Run the following command after deploying the container to create your custom pipeline step:

octaipipe_new_step --file-path {Path to the file with the class} --step-name {Name of the pipeline step}
  • file-path = path to the pipeline step python file

  • step-name = name of the pipeline step.

4. Local debugging for custom steps#

Octaipipe allows for locally running a custom pipeline step without having to register it. To do so, store the pipeline step Python file in a folder, and in the same folder, create an empty __init__.py script. Once it is prepared, run octaistep with the appropriate arguments:

octaistep --local-step-path {Path to the file with the class} --step-name {Name of the pipeline step} --config-path {Configuration file path}

Here the arguments are:

  • --local-step-path or alias -l: path to the pipeline step python file, i.e. file_path in the previous section. This argument takes precedent over --step-name.

  • --step-name: name of an existing (native or registered on database) pipeline step.

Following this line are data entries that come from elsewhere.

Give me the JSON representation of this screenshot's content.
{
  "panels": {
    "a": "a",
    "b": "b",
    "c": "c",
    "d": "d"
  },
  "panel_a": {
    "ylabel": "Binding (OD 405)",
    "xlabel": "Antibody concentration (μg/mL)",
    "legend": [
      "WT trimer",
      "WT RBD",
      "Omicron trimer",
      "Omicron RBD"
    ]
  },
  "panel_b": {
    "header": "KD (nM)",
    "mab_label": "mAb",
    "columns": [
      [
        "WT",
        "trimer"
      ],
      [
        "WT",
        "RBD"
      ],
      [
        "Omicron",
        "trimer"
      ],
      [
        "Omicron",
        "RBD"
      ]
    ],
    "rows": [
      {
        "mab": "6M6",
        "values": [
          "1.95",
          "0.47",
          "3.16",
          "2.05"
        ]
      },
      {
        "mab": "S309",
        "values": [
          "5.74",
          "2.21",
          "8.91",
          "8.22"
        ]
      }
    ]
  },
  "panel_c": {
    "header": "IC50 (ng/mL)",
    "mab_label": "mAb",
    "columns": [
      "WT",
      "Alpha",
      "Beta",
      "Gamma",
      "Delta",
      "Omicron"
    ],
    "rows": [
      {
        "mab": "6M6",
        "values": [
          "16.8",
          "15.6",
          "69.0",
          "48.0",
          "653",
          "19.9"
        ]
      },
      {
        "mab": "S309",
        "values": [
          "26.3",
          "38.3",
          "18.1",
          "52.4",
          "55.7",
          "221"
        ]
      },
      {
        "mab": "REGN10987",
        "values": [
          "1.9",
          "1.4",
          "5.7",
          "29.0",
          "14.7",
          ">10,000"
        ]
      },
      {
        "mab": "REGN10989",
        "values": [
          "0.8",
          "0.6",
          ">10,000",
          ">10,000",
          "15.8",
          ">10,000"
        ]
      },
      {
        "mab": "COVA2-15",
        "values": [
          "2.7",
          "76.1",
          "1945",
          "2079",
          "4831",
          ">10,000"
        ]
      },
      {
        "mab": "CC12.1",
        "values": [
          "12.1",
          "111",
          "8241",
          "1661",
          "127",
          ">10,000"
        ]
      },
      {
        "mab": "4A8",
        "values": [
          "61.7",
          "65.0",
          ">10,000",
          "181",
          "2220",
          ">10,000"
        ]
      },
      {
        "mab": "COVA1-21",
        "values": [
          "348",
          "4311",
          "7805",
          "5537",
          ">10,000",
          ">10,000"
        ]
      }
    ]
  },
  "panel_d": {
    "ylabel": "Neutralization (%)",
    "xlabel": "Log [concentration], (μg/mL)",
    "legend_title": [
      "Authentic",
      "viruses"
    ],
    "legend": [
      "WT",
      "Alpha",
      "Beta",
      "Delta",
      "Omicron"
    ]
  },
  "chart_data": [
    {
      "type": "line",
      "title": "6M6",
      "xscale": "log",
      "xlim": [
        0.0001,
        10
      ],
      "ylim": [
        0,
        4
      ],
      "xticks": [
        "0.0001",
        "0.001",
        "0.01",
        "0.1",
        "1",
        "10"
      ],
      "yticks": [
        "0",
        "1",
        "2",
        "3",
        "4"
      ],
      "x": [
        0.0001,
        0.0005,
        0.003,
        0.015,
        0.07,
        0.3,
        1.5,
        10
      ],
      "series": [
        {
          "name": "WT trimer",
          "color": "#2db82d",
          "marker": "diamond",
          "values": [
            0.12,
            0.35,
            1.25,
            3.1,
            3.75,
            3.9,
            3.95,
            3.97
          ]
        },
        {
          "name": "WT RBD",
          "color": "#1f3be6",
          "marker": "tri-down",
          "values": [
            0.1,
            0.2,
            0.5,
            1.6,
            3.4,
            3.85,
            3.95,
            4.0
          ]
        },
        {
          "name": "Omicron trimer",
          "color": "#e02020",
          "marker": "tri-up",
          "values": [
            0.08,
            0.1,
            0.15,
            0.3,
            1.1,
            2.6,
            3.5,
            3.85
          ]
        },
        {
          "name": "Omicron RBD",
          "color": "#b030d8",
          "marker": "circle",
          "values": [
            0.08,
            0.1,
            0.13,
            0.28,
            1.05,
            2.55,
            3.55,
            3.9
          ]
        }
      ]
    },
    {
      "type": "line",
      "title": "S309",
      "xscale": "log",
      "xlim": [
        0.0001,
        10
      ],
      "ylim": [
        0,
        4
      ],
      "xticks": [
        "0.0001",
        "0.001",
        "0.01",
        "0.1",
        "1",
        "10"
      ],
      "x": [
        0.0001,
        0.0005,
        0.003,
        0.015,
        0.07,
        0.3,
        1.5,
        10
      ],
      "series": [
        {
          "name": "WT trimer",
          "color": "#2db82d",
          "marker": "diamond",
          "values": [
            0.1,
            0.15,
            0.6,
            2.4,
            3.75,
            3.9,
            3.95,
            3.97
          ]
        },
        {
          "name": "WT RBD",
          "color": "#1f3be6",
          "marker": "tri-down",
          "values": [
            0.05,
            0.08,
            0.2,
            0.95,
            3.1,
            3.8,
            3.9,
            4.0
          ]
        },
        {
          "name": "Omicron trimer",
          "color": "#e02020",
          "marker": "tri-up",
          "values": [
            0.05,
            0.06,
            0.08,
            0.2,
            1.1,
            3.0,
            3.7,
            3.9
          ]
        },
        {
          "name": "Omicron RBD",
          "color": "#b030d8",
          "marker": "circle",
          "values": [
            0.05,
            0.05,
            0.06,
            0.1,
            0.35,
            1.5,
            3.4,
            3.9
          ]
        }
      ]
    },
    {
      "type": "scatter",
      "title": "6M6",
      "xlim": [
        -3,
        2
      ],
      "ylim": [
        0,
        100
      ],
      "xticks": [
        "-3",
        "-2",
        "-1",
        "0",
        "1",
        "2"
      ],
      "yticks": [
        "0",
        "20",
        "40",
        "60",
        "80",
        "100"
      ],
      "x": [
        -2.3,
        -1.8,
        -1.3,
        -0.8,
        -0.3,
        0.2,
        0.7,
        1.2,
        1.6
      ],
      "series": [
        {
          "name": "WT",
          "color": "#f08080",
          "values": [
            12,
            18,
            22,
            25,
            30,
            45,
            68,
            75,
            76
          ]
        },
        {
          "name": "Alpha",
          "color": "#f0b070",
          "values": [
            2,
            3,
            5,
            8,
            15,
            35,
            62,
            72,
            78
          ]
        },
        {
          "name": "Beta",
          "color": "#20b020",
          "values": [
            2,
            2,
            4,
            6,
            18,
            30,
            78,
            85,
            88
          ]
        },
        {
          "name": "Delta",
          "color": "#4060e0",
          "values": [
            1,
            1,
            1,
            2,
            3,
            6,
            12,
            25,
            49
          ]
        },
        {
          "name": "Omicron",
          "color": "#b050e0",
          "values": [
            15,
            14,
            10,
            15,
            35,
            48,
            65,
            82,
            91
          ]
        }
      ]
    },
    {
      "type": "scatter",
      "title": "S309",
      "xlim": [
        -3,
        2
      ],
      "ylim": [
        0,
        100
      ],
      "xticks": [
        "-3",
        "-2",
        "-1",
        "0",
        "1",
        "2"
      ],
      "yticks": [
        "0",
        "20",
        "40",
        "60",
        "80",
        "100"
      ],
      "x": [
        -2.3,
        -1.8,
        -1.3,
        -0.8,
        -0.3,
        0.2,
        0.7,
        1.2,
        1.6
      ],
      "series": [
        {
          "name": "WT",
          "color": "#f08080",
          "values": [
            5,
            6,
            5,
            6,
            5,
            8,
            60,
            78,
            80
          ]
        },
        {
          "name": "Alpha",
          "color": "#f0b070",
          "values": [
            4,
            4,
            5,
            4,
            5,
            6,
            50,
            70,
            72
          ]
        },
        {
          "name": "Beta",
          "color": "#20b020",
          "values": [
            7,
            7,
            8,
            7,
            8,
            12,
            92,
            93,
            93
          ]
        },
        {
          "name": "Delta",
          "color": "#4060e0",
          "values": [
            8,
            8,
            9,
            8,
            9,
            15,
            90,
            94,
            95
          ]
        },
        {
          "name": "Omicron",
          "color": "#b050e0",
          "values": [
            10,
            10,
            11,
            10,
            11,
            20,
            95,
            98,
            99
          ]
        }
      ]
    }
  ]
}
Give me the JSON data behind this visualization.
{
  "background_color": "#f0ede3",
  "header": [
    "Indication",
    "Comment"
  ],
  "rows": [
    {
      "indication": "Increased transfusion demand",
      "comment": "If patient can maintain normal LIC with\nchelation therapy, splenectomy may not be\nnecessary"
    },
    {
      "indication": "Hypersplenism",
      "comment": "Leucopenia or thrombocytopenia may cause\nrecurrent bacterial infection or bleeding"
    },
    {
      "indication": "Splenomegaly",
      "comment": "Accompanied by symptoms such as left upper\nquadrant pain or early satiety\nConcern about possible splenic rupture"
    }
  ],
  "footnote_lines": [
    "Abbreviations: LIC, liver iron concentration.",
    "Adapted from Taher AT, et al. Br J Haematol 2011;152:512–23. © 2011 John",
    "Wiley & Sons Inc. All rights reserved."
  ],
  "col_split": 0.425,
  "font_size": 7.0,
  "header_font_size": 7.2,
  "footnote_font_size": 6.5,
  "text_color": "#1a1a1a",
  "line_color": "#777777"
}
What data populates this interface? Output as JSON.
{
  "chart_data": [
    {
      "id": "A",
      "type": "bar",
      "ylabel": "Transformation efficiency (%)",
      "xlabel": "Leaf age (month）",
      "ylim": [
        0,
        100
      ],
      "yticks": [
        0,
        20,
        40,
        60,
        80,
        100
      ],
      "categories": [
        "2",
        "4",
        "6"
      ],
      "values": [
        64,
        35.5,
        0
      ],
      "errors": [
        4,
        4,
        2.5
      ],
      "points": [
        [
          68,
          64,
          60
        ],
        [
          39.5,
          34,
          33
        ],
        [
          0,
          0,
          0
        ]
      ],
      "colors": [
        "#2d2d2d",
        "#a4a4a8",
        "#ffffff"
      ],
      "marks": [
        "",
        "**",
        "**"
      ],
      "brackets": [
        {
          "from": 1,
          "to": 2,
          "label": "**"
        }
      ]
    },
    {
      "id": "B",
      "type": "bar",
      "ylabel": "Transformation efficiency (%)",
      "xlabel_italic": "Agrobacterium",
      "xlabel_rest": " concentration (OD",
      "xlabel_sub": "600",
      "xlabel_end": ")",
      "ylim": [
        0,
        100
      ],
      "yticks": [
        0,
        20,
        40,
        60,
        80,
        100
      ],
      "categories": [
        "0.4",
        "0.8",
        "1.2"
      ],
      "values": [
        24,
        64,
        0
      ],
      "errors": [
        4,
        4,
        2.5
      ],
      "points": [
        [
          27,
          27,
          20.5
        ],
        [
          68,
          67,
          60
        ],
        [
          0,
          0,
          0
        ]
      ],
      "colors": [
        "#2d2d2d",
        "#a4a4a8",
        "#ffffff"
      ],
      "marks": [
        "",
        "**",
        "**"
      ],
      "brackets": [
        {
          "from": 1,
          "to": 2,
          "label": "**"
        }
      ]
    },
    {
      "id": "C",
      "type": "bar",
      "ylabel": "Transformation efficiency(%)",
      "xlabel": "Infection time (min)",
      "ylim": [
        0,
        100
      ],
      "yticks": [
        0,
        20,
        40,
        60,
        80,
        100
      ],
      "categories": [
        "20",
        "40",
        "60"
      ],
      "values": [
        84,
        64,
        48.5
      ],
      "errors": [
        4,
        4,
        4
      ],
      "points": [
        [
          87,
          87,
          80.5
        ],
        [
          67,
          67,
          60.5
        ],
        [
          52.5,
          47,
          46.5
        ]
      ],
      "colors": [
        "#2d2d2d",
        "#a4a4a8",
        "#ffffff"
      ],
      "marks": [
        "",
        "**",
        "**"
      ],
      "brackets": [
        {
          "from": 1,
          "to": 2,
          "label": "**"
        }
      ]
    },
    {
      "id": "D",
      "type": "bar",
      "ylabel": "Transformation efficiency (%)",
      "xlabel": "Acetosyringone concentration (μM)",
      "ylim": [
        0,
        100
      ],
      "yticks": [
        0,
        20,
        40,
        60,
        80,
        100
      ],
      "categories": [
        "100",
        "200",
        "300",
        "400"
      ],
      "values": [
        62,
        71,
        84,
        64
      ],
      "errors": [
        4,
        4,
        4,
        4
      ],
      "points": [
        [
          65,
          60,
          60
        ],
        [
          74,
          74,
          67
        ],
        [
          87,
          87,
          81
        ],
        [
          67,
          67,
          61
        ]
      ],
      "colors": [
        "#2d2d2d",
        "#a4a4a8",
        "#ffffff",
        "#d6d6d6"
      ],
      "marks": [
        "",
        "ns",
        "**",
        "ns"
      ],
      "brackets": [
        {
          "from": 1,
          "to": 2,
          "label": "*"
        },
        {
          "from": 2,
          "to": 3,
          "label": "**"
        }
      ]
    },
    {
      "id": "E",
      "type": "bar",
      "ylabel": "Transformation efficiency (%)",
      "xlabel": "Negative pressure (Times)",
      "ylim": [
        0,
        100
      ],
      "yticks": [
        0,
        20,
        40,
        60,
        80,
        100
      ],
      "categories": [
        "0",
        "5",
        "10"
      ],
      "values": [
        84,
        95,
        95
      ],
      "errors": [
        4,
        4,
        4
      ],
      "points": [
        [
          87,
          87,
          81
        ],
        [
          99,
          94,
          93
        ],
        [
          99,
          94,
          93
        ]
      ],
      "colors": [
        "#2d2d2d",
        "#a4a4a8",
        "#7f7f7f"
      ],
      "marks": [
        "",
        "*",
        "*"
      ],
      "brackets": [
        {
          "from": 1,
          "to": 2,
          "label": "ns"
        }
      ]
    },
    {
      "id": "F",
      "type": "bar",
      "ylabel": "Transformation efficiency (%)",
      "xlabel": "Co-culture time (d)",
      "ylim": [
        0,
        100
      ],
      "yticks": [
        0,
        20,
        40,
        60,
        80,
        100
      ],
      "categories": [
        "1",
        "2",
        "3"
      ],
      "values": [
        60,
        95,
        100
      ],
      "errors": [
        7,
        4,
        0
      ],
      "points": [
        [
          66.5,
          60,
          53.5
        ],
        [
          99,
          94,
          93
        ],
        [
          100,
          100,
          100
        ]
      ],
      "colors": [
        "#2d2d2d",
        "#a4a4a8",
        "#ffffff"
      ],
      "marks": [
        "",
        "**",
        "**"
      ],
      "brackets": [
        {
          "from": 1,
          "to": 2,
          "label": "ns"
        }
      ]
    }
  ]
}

If --local-step-path is not specified, or if no class is successfully loaded from the custom step file, OctaiPipe reverts to loading a pipeline step based on --step-name.

  • --config-path: path to the configuration file, i.e. config_file_path in the previous section.

At least one of --local-step-path and --step-name must be specified, otherwise an error message appears.

Example:

Consider a custom model training step Python script model_train_custom_step.py stored in the ./custom_steps folder, which also contains an empty __init__.py script and the configuration file model_train_custom_config.yml.

  • octaistep --local-step-path ./custom_steps/model_train_custom_step.py --config-path ./custom_steps/model_train_custom_config.yml runs the custom model training step.

  • octaistep --step-name model_training --config-path ./custom_steps/model_train_custom_config.yml runs native model training step

  • octaistep --local-step-path ./custom_steps/model_train_custom_step.py --step-name model_training --config-path ./custom_steps/model_train_custom_config.yml runs the custom step

  • octaistep  --config-path ./custom_steps/model_train_custom_config.yml results in an error, as neither --local-step-path nor --step-name is specified.